Dina menutur bahwa dirinya kerap mengalami Kekerasan Dalam Rumah Tangga (KDRT) oleh suaminya. Menurut Dina, suaminya itu sering mengkonsumsi minuman keras dan bersikap Temperamen kepada dirinya.
“Suami saya yang temperamen dan KDRT itu telah merampas hak asuh anak dari saya yaitu anak pertama. Untuk itu saya melapor ke Komisi Perlindungan Anak Indonesia Daerah (KPAID) Tasik Malaya melalui online,” tutur Dina.
Namun ia merasa aneh ketika mendapat jawaban dari KPAID Tasik dengan nada miring. Laporan tersebut, kata Dina, diduga ditangani oleh oknum yang tidak bertanggung jawab atas hak asuh anak kandungnya yang pertama.
“Penilaian selama tiga bulan itu tidak dilakukan secara langsung dan pihak KPID Tasik itu tidak mengenal saya sehingga mengabaikan laporan saya. Padahal suami saya itu track record KDRT terhadap saya, temperamen kepada saya, pernah mengkonsumsi minuman keras, pelaku merampas hak saya sebagai ibu dan anak pertama saya dengan memisahkan dengan paksa anak saya dengan saya sebagai ibunya selama dua tahun. Dan anak saya mendapat perlakuan kasar (sering di marahi) yang berefek psikologis yg dialami anak pertama saya,” ungkap Dina.

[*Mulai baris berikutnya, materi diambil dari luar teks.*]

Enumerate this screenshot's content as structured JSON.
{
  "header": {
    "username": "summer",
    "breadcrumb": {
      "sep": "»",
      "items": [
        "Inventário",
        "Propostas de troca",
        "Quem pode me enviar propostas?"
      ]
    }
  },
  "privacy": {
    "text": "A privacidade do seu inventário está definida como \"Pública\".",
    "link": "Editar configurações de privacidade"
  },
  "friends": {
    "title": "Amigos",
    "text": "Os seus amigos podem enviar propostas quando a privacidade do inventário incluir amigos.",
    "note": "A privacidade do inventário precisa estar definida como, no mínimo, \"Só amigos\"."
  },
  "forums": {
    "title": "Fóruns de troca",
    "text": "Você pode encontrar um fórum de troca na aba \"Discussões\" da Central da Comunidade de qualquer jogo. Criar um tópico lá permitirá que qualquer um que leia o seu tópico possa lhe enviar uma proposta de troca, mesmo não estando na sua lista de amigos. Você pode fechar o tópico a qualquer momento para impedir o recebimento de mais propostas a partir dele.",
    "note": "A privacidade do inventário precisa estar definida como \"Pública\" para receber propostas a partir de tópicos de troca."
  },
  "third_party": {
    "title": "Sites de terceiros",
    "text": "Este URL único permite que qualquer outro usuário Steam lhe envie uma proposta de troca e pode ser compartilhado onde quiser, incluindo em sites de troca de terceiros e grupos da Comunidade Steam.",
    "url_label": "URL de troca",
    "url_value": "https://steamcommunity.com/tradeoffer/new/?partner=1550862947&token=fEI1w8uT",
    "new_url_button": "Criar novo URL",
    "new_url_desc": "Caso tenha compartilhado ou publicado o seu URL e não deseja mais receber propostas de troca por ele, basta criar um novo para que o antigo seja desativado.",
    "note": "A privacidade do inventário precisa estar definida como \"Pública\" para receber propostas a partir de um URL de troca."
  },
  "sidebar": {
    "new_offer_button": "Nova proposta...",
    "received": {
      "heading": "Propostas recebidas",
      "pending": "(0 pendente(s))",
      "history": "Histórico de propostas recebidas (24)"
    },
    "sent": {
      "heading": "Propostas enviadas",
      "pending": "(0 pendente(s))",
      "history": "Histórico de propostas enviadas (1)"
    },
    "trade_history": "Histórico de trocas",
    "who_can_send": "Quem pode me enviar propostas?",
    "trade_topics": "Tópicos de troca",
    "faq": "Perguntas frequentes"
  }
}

Sekadar untuk diketahui, Hak asuh anak atau hadhanah dalam ajaran Islam, dapat dipahami sebagai upaya anak belum mampu membedakan dan memilih dengan tepat, mana hal baik dan buruk dalam hidupnya. Pada usia tersebut, anak butuh orang dewasa untuk mengasuhnya. merawat, mengasuh, dan memelihara anak yang umurnya kurang dari 12 tahun.

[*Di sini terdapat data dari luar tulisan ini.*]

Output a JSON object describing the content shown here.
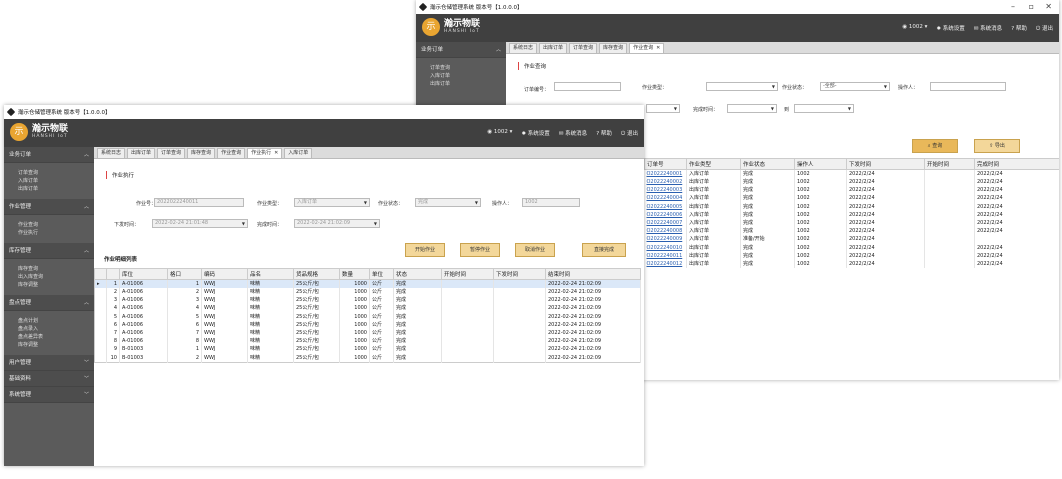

Ayah maupun ibu memiliki hak asuh atas anaknya, meskipun sudah bercerai. Dengan kata lain, kedua orang tua memiliki kewajiban yang sama untuk memelihara dan mendidik anaknya.

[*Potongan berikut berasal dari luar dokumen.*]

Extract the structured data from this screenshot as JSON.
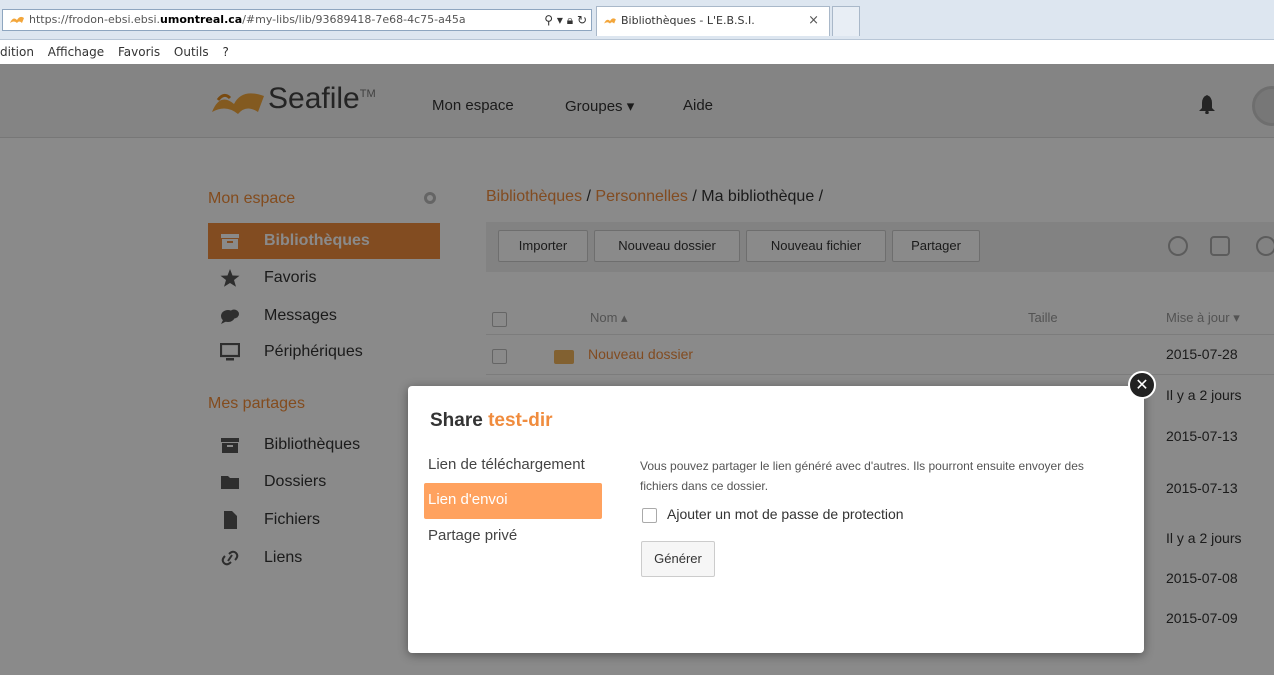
{
  "browser": {
    "url_scheme": "https://",
    "url_pre": "frodon-ebsi.ebsi.",
    "url_host": "umontreal.ca",
    "url_path": "/#my-libs/lib/93689418-7e68-4c75-a45a",
    "tab_title": "Bibliothèques - L'E.B.S.I.",
    "tab_close": "×",
    "menu": [
      "dition",
      "Affichage",
      "Favoris",
      "Outils",
      "?"
    ]
  },
  "app": {
    "logo_text": "Seafile",
    "logo_tm": "TM",
    "nav": [
      "Mon espace",
      "Groupes ▾",
      "Aide"
    ],
    "sidebar": {
      "my_space_title": "Mon espace",
      "my_space_items": [
        "Bibliothèques",
        "Favoris",
        "Messages",
        "Périphériques"
      ],
      "shares_title": "Mes partages",
      "shares_items": [
        "Bibliothèques",
        "Dossiers",
        "Fichiers",
        "Liens"
      ]
    },
    "breadcrumb": {
      "part1": "Bibliothèques",
      "sep1": " / ",
      "part2": "Personnelles",
      "rest": " / Ma bibliothèque /"
    },
    "toolbar": [
      "Importer",
      "Nouveau dossier",
      "Nouveau fichier",
      "Partager"
    ],
    "table": {
      "headers": [
        "Nom ▴",
        "Taille",
        "Mise à jour ▾"
      ],
      "first_row_name": "Nouveau dossier",
      "dates": [
        "2015-07-28",
        "Il y a 2 jours",
        "2015-07-13",
        "2015-07-13",
        "Il y a 2 jours",
        "2015-07-08",
        "2015-07-09"
      ]
    }
  },
  "dialog": {
    "title_prefix": "Share ",
    "title_object": "test-dir",
    "close_glyph": "✕",
    "nav": [
      "Lien de téléchargement",
      "Lien d'envoi",
      "Partage privé"
    ],
    "description": "Vous pouvez partager le lien généré avec d'autres. Ils pourront ensuite envoyer des fichiers dans ce dossier.",
    "checkbox_label": "Ajouter un mot de passe de protection",
    "button_label": "Générer"
  }
}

Berdasarkan Undang-Undang No.1 Tahun 1974 pada pasal 41, bisa disimpulkan bahwa kedua orang tua memiliki kewajiban yang sama untuk memelihara dan mendidik anaknya. Jika kedua orang tua tak melayangkan gugatan terkait hak asuh atas anaknya saat bercerai, maka permasalahan hak asuh pun tak perlu diselesaikan di pengadilan. Aturan terkait pemegang hak asuh anak dituangkan dalam Kompilasi Hukum Islam (KHI). Dalam Pasal 105 KHI, pemeliharaan anak yang belum mumayyiz atau belum berumur 12 tahun merupakan hak ibunya. Saat anak tersebut berusia 12 tahun, maka sang anak akan memilih di antara ayah atau ibunya sebagai pemegang hak asuhnya.
Putusan Mahkamah Agung RI No. 102 K/Sip/1973 tanggal 24 April 1975 menyatakan, “Berdasarkan yurisprudensi mengenai perwalian anak, patokannya ialah bahwa ibu kandung yang diutamakan, khususnya bagi anak-anak yang masih kecil, karena kepentingan anak yang menjadi kriterium, kecuali kalau terbukti bahwa ibu tersebut tidak wajar untuk memelihara anaknya.” (HFAN/AR)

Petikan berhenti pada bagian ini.